Die Schäden dieser Katastrophe sind auch nach zwei Jahren noch beträchtlich, noch immer arbeiten alle daran, Verkehrswege wieder aufzubauen und die vorherige Stärke wiederzuerlangen. So wichtig die Völker des Lichts den Schutz vor dem Schwarzen Lord auch nehmen, sie vertrauen darauf, dass auch auf der anderen Seite des Gebirges das Erdbeben für immense Schäden gesorgt hat. Froh sind besonders die Völker an der Grenze über die fleißigen, gutwilligen Helfer aus der neu gegründeten Bruderschaft des Kreuzes. Überall werden sie gerne gesehen, weil sie für Kost und Logis auch Arbeiten übernehmen, vor denen sich andere scheuen. Sie bekennen, von Krieg und Gewalt zuviel gesehen zu haben und für immer allen Waffen abzuschwören. Als Symbol ihres Glaubens tragen sie das auf dem Umschlag abgebildete Holzkreuz bei sich.

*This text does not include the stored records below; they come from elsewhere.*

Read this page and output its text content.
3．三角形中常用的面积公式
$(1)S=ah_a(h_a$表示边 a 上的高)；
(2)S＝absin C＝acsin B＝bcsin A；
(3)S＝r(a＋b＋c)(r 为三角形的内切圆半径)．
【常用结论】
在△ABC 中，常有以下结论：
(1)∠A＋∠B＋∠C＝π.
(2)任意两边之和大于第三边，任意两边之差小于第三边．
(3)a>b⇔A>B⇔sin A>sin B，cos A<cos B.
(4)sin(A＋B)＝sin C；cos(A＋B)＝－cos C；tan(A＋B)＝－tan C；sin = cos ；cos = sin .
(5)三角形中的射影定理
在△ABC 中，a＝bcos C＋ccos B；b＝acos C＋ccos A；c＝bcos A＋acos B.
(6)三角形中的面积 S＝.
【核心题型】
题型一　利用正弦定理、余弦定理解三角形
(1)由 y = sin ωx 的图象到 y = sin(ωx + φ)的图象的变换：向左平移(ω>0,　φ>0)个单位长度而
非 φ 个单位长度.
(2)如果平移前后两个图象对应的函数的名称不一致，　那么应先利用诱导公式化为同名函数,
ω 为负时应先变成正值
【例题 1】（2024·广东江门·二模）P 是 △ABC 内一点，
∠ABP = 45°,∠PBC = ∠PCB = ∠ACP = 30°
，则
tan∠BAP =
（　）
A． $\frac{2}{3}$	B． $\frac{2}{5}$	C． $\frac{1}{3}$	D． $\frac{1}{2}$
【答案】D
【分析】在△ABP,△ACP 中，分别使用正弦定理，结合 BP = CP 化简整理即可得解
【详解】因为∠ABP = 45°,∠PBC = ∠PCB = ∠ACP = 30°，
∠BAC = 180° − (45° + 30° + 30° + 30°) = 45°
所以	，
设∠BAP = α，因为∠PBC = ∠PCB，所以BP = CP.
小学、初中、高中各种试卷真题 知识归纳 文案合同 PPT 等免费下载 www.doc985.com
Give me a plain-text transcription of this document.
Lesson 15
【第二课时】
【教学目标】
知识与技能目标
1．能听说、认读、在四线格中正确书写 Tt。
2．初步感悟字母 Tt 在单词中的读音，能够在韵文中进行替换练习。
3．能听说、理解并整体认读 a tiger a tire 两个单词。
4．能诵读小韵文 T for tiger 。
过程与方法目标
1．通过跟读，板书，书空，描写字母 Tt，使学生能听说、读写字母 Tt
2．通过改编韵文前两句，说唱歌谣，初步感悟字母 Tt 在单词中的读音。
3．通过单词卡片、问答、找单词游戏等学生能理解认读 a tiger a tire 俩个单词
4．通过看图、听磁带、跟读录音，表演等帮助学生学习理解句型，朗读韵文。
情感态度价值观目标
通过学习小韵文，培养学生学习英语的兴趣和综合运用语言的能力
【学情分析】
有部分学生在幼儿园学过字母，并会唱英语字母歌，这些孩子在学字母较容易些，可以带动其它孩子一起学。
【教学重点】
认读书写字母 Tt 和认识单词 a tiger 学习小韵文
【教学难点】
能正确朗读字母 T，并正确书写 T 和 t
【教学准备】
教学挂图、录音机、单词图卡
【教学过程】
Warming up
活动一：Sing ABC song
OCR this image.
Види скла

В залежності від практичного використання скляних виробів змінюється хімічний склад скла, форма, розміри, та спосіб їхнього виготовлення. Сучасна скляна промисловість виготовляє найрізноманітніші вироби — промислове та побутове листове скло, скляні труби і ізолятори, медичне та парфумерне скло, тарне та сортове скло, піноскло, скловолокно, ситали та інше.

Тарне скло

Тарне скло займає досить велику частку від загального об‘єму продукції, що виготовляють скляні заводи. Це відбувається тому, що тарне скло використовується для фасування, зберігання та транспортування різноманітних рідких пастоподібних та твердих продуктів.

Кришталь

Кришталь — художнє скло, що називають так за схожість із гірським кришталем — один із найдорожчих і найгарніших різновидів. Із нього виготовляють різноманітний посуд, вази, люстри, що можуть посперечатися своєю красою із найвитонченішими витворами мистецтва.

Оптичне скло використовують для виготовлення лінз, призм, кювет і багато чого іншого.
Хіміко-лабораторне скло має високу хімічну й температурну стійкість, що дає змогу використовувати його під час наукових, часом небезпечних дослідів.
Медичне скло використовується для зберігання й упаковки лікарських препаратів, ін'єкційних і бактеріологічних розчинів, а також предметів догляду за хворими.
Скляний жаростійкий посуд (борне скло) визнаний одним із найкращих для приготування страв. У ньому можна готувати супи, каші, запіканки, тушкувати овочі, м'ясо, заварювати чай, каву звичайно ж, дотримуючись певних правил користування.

Vor dem neuen Pass wird in aller Hast eine Festung errichtet, Nerianet. Die Besatzung ist zusammengewürfelt und auch der Kommandant, der Hochgeborene Hones ta Kalvet muss sich erst in seine neue Position einarbeiten, denn ursprünglich kommandierte er ein Schiff.
Auch die Pferdelords litten unter dem Erdbeben, denn dabei kam ein wertvoller Teil ihrer Führungselite ums Leben. Doch der Nachfolger, Nedeam, der neue Hohe Lord und Pferdefürst der Hochmark, macht seinem Amt alle Ehre. Er sammelt eine Kompanie seiner Reiterkrieger um sich und bricht auf zu einem Manöver vor der Festung Nerianet, um die Gardekavallerie der Verbündeten mit den Kampftaktiken der Orks bekannt zu machen. Sein Freund Lotaras, ein Elfenkrieger, begleitet ihn; genauso, aber unbemerkt von Nedeam, folgt der Ork Fangschlag, ein übergelaufener Krieger des Schwarzen Lords. Fangschlag hat sich gut in die Reitergemeinschaft eingelebt, aber völlig vertrauen ihm auch seine guten Freunde nicht, denn er stellt klar, dass er irgendwann zurück will auf die andere Seite des Gebirges zu den anderen Orks – wenn er sich nur an seinem Widersacher Einohr gerächt hat, der ihn im Kampf schmählich verraten hatte.
Nedeam erreicht die Festung Nerianet gerade rechtzeitig, um sie gegen die Horden des Feindes zu verteidigen, der den Weg durch den neuen Pass gefunden hat. Dabei passieren einige fatale Irrtümer, zum Beispiel, dass die Bruderschaft des Kreuzes gnadenlos unterschätzt wird.
Wenn der Roman auch etwas langatmig anfing, fesselte er mich nach einigen Seiten so sehr, dass ich ihn nicht aus der Hand legen wollte. Besonders gefallen hat mir Fangschlag, der manchmal mit der Mentalität der Menschen so gar nichts anzufangen weiß. Zunehmend gegen Ende des Romans spürt man, wie sehr der Autor seine Pferdelords liebt, wie er ihre Art zu leben und zu kämpfen bewundert und idealisiert. Verständnisprobleme kamen nicht auf, ich war sofort im Geschehen und in der Welt, weshalb ich mich auch freute über die Leseprobe des elften Bandes am Ende des Romans. Und was erwartete mich da? Eine Zusammenfassung der Geschehnisse der vorangegangenen zehn Bände. Darum geriet der Anfang des neuen Bandes arg kurz, was ich mir anders gewünscht hätte. Was mich allerdings nicht davon abhält, den neuen Band auf meine Wunschliste zu setzen, genauso wie die ersten Bände, die ich mir bei Gelegenheit gerne besorgen möchte.
Fazit: Ein solider, spannend geschriebener Fantasy-Roman, auch als zehnter Band ohne Vorkenntnisse der Reihe zu empfehlen.